Mungkin kalimat di atas bakal terlontar kalau kita lagi males buat diajak diskusi yang berat, apalagi yang berhubungan dengan kedua makhluk yang telah disebutkan di atas. Gimana gak pusing, kalau dari kata yang seiprit itu aja sudah menyangkut hajat hidup orang banyak [jadi inget UUD]. Ujung-ujungnya bisa-bisa jadi sealphard deh pembahasannya... [boil kali ah]
"tadi dapat nilai berapa ?", "kira-kira pertanyaan yang bakal keluar besok apa ya ?", "Gila susye bener deh ah tuh soal, untung kite bisa keluar duluan.... kalau nggak, bisa semaput di dalam duluan dah [lebay mode : on]", "tuh soal, ajaib bener deh ah... alhamdulillahnya saya gak tergiur buat nyontek. Yah... Lebih baik dapat nilai bagus hasil pemikiran sendiri, daripada dapat nilai jelek tapi hasil nyontek"

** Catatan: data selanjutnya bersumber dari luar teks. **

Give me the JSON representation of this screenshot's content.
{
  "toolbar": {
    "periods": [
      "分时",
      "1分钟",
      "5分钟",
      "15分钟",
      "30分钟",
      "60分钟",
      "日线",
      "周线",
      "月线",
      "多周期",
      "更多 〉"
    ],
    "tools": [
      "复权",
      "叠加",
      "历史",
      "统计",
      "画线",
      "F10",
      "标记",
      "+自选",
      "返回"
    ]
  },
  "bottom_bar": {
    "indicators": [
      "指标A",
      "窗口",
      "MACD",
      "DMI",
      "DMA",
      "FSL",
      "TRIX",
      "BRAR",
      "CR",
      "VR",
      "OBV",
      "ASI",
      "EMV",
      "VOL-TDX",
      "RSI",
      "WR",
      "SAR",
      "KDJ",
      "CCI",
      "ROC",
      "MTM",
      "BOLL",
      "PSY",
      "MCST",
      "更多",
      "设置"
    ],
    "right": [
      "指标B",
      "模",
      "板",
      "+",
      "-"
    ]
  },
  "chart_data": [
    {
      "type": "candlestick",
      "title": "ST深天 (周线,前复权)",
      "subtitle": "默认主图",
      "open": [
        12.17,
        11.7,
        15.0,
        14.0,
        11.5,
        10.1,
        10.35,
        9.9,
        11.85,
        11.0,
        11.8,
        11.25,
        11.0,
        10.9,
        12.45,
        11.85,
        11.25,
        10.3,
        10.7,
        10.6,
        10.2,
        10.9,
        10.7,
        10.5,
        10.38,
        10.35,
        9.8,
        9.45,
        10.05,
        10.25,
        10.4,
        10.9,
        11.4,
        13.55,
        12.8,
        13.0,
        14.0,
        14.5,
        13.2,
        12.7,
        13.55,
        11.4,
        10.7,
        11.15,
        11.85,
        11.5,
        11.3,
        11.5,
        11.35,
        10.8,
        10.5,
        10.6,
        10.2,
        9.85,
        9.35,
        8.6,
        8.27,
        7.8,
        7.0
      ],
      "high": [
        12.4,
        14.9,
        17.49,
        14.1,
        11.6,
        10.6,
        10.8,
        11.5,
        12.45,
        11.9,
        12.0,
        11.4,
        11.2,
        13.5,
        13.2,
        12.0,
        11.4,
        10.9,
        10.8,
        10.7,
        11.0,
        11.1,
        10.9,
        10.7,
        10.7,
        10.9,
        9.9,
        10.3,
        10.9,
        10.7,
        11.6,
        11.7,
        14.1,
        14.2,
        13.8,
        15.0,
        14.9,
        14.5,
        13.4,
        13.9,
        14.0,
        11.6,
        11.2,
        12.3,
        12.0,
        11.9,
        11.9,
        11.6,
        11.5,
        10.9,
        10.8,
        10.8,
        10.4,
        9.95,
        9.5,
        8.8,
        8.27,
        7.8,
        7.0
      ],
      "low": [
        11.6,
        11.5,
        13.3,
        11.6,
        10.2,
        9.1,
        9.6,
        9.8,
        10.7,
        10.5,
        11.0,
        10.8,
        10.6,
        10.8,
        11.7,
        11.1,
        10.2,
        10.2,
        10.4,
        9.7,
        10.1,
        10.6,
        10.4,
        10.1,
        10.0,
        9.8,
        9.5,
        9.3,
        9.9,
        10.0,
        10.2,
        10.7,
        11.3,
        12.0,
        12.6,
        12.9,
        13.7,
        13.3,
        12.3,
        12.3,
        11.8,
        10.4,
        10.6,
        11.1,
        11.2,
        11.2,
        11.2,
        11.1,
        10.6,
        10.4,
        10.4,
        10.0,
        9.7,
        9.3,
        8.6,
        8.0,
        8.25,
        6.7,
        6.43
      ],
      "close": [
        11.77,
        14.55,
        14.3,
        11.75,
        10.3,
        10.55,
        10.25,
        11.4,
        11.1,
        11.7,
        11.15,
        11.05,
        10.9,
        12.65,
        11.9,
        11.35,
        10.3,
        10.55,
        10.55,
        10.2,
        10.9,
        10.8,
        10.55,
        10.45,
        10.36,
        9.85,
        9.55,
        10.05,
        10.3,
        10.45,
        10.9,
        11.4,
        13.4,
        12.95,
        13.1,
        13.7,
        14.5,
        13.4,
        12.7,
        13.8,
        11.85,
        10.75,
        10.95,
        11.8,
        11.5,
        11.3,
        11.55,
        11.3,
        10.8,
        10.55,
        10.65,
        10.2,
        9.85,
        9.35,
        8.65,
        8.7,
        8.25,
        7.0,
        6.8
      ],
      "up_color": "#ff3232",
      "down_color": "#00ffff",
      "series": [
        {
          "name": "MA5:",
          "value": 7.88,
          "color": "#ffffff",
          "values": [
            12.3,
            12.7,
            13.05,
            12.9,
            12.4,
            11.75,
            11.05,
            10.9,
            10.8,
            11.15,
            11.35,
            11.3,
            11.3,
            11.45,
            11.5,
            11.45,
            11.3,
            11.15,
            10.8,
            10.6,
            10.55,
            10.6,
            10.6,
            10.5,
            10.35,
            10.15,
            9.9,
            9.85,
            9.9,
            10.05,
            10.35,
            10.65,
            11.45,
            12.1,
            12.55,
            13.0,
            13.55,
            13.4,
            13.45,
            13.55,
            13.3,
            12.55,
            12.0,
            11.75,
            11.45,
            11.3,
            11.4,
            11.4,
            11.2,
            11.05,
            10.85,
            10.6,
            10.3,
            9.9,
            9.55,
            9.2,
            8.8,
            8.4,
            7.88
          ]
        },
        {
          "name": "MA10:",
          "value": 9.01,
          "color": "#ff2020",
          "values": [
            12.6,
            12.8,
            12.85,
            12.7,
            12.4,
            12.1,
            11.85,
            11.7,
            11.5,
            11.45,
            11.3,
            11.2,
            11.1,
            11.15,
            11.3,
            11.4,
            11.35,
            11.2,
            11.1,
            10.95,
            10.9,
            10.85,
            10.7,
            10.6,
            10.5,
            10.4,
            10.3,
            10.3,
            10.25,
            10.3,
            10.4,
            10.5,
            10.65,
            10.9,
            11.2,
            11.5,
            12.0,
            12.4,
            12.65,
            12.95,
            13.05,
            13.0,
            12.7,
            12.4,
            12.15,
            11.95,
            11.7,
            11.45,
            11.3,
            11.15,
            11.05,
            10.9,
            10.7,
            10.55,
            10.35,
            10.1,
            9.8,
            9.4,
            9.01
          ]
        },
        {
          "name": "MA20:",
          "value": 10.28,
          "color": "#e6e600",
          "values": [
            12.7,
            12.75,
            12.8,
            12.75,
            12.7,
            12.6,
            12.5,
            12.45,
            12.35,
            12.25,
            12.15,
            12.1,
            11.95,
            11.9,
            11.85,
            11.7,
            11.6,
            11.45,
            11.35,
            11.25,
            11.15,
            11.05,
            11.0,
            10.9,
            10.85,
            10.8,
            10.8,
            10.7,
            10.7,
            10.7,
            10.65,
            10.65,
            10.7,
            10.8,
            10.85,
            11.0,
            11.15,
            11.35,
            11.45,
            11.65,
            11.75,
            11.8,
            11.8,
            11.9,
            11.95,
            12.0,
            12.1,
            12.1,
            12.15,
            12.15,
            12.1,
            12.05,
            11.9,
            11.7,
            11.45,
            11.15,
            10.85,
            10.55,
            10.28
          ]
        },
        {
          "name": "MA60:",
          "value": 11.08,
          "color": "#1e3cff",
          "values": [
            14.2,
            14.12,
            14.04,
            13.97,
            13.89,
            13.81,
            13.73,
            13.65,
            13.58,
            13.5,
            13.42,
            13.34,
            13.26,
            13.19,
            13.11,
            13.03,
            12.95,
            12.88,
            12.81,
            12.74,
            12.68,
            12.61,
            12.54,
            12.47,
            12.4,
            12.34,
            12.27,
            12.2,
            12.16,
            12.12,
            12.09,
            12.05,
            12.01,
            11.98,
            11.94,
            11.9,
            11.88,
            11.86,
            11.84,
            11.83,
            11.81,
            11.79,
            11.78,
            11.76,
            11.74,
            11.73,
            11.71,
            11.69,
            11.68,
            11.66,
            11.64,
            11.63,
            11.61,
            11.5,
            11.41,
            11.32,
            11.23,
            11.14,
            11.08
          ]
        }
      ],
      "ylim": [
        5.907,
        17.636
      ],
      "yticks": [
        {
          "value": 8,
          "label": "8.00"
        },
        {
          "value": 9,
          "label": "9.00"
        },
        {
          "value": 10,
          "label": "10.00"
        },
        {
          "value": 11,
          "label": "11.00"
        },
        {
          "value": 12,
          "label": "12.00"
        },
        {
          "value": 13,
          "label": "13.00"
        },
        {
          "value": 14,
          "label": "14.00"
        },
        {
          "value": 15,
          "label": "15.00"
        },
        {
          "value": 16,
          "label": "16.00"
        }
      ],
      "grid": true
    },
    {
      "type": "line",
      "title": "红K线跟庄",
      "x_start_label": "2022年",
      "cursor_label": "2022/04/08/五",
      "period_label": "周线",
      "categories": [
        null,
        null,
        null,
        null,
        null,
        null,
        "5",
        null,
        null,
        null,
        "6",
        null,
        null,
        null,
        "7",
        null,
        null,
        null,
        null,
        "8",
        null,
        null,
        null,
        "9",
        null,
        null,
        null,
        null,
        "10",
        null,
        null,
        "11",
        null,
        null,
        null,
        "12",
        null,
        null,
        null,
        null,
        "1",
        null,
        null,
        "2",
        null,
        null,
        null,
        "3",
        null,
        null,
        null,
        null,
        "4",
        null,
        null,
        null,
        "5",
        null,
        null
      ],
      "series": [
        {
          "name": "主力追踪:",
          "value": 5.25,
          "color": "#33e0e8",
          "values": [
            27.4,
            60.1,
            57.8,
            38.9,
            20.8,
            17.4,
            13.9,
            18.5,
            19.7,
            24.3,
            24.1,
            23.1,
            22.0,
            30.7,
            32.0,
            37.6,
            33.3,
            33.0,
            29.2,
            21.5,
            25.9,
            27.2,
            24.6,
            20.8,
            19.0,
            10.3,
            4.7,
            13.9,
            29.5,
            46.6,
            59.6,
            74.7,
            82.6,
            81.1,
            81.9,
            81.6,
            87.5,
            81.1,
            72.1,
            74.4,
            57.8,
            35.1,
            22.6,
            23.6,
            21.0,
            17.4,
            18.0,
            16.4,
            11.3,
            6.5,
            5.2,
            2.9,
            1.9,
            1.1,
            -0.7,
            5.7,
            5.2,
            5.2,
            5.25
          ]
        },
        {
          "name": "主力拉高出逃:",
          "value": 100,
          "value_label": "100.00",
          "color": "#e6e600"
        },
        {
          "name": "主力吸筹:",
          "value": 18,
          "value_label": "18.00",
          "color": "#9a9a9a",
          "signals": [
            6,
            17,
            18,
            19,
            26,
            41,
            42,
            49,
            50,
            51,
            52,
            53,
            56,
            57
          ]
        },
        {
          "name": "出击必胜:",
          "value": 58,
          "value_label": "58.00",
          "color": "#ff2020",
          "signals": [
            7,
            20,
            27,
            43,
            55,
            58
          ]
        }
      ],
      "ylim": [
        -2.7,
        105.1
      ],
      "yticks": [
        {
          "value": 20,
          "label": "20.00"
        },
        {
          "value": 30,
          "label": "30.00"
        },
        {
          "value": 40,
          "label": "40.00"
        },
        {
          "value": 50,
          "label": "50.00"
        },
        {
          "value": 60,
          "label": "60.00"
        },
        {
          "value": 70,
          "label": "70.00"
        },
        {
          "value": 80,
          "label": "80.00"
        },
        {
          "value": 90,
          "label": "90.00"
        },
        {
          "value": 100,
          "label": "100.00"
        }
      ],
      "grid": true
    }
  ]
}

Ujian... Oh...Berjuta Rasanya
Saat membicarakan ujian, seperti saat kita ngobrolin cinta. Sama-sama gak ada habisnya dan sama-sama berjuta rasanya. Gak ada habisnya, karena banyak kontroversi yang berkembang antara perlu atau tidaknya ujian. Apalagi ujiannya hanya dalam bentuk pilihan ganda saja. Banyak pendapat yang mengatakan pada dasarnya soal pilihan ganda hanya menghadirkan opsi semu, dalam artian sebenarnya anak didik tidak mempunyai pilihan karena pilihannya sudah disodorkan oleh sang pembuat soal. Selain itu, pilihan ganda mengajarkan anak didik untuk berspekulasi [coba-coba]. Akhirnya, hukum iseng-iseng berhadiah akan kejadian kalau waktu dah mepet. Tanpa lihat soal langsung hantam aja tuh lembar jawaban... srat... sret... selesai deh...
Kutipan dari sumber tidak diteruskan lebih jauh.